Yes, but only with the transaction forwarding feature.
They offer a free service where you can give their API a destination address and a webhook and they'll give you back a individual deposit address.
You can then give that deposit address to your customer. In theory, the customer is supposed to make the payment, Blockchain.info sees the transaction, notifies your webhook, and forwards the payment to the destination address.
The problem is that the system that looks for the transactions sometimes doesn't see them for hours and the webhook isn't notified until the payment is swept.
The money was received but it took 2 hours and 15 minutes for my webhook to be notified that payment was received and for it to be forwarded. In the meantime, the customer who was told that the transaction would be approved after 1 block confirmation was furious.
This seems to happen about 30% of the time with their API.
I'd be curious to have your perspective on the risks of relying on 3rd party infrastructure. That 3rd party can't really try to feed wrong blocks or transactions, it would ruin its business. Then from a practical standpoint, the only attack it can run is a Sybil attack which, when not spending any transaction, can't result in double-spends. So what do you see as a problem relying on 3rd party infra for Bitcoin development?
The OP was complaining that blockchain.info has outages (which it does), so there's one reason. But more generally, the whole point of Bitcoin is you don't have to rely on trusted third parties. You might as well say, "the bank can't really try to gamble with your money, it'd ruin its business". But it happens! Now block explorer sites can't gamble with your money, but they can do plenty of other things. The assumption that they won't do problematic things because it'd hurt their business is just as weak. E.g. what happens if they start charging you fees?
But more generally I wonder why people are doing this. If your app really needs indexed access to the entire block chain, you probably designed it wrong. If your app doesn't, then you could as well use local software.

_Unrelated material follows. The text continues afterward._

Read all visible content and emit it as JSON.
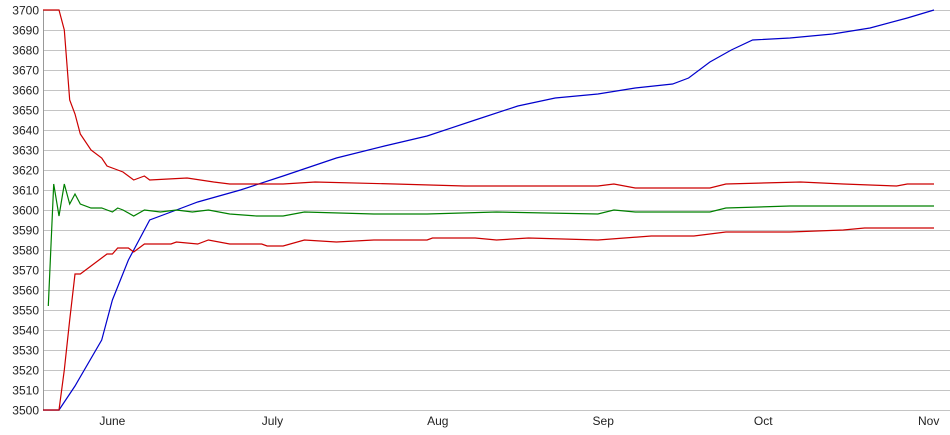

We are about to release a webhook feature which you can register your deposit addresses (you can also set it at a predetermined confirmation count). That way at least you will get notified immediately (so you can confirm it with your customer). although the forwarding is still up to blockchain.info to be timely. Contact us over scott@helloblock.io if you are interested.

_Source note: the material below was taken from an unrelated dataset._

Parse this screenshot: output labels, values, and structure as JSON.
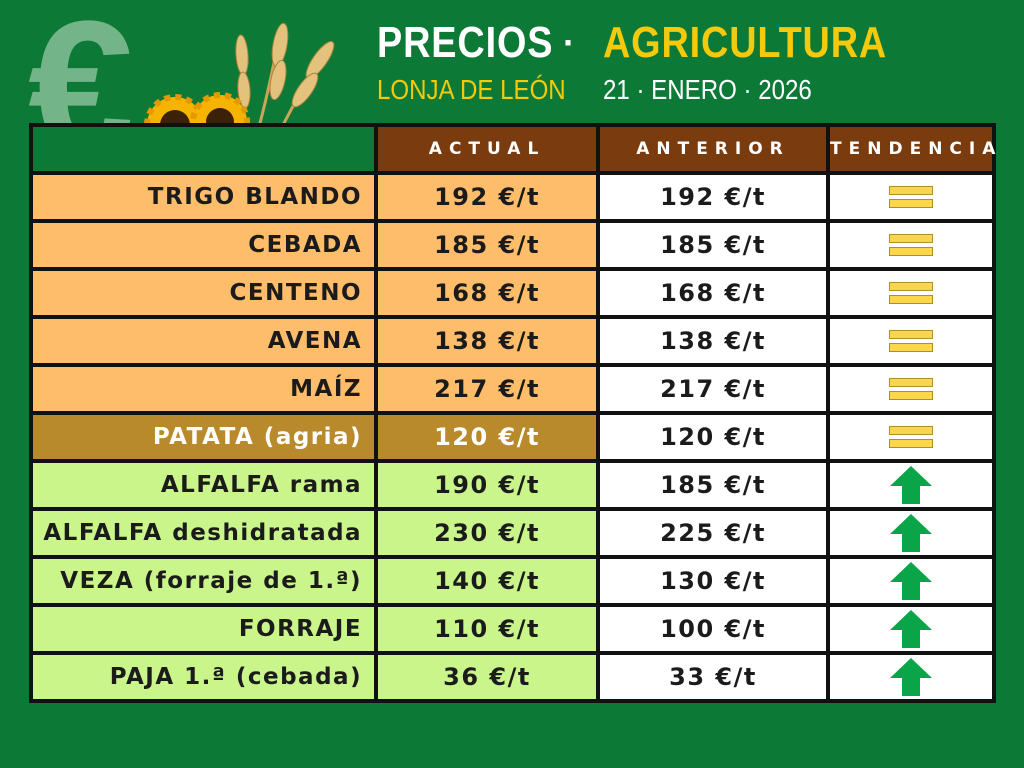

They offer a free service where you can give their API a destination address and a webhook and they'll give you back a individual deposit address.
You can then give that deposit address to your customer. In theory, the customer is supposed to make the payment, Blockchain.info sees the transaction, notifies your webhook, and forwards the payment to the destination address.
The problem is that the system that looks for the transactions sometimes doesn't see them for hours and the webhook isn't notified until the payment is swept.
For example, one of my customers transactions was this one. https://blockchain.info/address/1PD8c6fjiYT4Hdq3SFavLBGNgV1B...
The money was received but it took 2 hours and 15 minutes for my webhook to be notified that payment was received and for it to be forwarded. In the meantime, the customer who was told that the transaction would be approved after 1 block confirmation was furious.
This seems to happen about 30% of the time with their API.